I want to say the lectures have been extraordinarily good -- pointed, substantive, delivered with clarity and good humor, very persuasive. I've sat in hours of presentations that were gassy, overly long; these were tight: a lot of material covered in about an hour, each case.
Some will wonder how practical all this is. Well, this music is slowly returning. Even parishes that never hear a word of Latin do use polyphony, and a lot of people don't know they're not supposed to like Gregorian chant.
This movement is growing: we doubled our participation this year, with many more turned away; the plan is to accommodate many more next year. For Piqua's part, the music director and I have several folks in mind who say they want to come next year.
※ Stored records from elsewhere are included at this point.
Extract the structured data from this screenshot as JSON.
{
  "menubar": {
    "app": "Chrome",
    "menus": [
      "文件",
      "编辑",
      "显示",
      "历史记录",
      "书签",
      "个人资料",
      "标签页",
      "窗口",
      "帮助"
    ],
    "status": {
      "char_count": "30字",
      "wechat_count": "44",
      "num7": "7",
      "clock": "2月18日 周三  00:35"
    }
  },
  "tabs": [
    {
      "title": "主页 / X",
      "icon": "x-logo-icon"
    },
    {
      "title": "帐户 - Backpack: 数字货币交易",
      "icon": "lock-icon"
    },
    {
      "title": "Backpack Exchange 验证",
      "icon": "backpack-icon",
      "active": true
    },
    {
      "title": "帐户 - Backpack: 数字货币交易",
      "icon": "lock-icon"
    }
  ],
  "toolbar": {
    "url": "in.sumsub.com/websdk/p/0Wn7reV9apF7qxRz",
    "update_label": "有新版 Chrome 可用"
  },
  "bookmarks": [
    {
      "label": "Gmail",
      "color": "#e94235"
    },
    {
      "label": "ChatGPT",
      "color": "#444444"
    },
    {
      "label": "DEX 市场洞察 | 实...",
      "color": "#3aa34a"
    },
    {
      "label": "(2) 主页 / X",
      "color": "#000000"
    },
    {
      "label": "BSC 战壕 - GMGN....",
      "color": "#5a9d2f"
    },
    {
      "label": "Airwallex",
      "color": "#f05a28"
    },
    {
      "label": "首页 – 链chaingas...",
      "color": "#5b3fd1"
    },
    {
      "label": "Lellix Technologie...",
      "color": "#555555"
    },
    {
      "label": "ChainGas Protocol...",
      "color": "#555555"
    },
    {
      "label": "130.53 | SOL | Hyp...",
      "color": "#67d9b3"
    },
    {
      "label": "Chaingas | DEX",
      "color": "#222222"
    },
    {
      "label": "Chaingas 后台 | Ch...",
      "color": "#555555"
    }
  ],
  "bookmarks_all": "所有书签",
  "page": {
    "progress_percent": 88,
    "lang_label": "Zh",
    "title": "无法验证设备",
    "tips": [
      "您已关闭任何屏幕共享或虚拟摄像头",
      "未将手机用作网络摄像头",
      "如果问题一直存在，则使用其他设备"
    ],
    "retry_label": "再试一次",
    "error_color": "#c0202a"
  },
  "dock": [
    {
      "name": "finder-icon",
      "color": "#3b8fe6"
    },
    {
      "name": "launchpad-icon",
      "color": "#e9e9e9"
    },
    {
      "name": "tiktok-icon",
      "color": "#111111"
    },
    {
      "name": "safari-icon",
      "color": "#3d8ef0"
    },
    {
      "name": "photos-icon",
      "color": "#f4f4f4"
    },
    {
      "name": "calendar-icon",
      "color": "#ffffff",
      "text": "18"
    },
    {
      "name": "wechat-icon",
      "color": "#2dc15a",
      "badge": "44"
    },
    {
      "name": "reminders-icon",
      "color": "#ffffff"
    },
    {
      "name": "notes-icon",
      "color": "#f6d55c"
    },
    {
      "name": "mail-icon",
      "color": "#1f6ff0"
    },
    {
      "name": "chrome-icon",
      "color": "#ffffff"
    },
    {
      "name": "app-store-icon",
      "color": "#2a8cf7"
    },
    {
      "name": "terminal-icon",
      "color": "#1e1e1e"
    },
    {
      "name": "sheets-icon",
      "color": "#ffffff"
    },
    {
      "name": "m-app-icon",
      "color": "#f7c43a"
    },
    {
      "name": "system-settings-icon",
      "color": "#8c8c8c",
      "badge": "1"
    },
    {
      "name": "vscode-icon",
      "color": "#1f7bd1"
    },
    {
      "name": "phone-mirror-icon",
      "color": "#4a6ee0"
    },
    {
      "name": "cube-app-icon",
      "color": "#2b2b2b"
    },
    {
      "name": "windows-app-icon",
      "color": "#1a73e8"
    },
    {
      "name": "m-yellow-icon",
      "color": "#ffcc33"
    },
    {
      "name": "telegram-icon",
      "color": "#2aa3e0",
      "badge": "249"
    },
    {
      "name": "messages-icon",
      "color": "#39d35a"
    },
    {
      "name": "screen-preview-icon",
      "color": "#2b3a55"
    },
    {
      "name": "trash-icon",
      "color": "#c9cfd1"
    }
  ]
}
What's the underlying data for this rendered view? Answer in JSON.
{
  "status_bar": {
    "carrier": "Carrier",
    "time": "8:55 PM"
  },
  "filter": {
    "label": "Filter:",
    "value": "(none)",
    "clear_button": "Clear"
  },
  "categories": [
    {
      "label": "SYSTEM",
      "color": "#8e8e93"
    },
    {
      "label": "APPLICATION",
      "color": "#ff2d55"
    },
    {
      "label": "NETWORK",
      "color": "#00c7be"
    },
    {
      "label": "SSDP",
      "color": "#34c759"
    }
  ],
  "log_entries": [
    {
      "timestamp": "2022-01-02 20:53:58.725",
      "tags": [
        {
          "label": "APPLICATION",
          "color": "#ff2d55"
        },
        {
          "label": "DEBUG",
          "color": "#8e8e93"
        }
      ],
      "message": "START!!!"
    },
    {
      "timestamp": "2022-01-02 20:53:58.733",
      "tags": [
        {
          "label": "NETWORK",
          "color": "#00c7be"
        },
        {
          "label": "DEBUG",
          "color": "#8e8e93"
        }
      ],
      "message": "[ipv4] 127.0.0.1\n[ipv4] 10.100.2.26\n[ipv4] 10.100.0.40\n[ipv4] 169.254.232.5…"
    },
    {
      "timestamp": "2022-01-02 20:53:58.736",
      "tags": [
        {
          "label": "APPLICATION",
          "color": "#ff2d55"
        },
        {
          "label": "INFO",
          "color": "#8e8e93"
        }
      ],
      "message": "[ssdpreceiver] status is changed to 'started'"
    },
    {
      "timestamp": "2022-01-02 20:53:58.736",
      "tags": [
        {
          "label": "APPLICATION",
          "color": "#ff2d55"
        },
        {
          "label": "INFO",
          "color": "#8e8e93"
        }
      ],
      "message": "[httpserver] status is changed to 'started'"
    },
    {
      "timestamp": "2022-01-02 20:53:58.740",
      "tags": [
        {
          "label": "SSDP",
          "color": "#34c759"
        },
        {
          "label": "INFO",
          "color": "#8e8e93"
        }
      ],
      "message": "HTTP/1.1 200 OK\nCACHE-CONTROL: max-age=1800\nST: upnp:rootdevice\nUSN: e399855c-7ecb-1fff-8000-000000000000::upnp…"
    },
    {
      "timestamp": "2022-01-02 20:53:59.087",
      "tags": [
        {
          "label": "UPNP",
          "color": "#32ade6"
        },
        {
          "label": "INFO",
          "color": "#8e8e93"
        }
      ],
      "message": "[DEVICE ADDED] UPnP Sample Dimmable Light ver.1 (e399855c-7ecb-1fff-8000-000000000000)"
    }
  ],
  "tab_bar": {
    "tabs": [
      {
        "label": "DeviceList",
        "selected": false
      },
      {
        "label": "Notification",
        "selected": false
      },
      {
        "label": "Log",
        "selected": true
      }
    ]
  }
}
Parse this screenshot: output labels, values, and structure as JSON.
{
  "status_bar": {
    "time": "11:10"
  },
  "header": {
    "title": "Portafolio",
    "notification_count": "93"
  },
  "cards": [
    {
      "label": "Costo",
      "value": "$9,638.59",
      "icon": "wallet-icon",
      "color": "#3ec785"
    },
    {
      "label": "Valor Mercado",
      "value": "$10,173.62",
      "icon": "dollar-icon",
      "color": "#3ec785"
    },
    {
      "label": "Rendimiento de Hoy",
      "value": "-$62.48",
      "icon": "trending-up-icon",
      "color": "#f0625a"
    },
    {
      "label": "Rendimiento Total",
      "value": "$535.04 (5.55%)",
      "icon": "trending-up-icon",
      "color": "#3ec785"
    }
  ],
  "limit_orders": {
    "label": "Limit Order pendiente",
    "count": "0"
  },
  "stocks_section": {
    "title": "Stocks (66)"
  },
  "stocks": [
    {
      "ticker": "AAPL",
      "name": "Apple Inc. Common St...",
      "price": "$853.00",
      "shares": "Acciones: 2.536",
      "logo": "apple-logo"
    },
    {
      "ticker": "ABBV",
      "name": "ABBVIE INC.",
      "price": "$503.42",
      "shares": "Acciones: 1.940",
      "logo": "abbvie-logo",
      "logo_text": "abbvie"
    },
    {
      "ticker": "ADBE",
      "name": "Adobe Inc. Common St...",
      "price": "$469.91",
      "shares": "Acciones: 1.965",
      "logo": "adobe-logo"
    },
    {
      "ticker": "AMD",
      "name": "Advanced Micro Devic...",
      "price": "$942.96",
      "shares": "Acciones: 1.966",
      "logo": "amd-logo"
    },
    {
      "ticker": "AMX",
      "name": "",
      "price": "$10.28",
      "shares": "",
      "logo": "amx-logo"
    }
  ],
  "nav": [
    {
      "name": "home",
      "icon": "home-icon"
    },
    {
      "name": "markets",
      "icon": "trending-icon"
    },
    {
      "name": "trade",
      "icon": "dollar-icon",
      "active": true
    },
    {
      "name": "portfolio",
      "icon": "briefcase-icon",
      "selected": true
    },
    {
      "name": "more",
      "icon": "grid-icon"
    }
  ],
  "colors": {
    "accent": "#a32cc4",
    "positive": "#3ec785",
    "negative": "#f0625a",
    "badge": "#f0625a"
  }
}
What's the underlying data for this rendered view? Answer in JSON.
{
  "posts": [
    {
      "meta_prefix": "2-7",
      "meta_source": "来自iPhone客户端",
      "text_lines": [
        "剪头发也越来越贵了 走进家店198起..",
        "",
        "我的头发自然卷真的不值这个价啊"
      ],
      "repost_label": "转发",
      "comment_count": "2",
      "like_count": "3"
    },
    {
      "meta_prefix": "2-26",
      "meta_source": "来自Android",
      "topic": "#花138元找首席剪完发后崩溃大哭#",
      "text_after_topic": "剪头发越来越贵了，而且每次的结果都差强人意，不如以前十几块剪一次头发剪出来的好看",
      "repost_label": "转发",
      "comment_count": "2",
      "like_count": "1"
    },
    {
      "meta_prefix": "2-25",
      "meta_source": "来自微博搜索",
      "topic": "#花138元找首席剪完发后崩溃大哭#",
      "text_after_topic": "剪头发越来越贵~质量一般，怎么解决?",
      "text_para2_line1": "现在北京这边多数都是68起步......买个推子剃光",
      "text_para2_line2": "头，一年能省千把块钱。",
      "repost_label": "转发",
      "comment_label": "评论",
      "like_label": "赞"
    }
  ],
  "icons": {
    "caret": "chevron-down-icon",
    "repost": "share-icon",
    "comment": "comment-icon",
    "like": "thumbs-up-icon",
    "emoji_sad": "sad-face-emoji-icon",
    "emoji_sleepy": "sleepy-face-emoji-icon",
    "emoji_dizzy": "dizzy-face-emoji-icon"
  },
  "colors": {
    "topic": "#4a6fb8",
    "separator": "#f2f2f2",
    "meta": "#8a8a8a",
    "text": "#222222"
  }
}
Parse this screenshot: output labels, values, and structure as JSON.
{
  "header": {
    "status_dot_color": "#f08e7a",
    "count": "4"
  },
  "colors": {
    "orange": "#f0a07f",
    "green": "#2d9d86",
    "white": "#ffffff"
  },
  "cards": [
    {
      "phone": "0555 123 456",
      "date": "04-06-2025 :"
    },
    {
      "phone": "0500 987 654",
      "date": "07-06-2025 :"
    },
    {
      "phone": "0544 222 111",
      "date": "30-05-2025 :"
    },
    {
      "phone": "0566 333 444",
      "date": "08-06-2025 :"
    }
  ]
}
As it is, I had it rather easy. This year, I wasn't a main celebrant, so I didn't have to worry about intoning any of the prayers; but I open to doing so, even in Latin, which is still rather new to me. But I was glad others got the opportunity this time, and I was very happy to be a concelebrant. All I had to do was pray.
Why should we rekindle and bring back out the treasures of chant and polyphony? Because it is part of who we are, because it expresses the faith so well, because -- as music specifically composed for the Mass -- it conveys something special, and above all, because it is beautiful.
The Sacred Liturgy must be beautiful.
This doesn't mean only chant and polyphony; but it does mean these must not be excluded. On the contary, the Church, at the highest level, teaches they merit "pride of place" (particularly chant).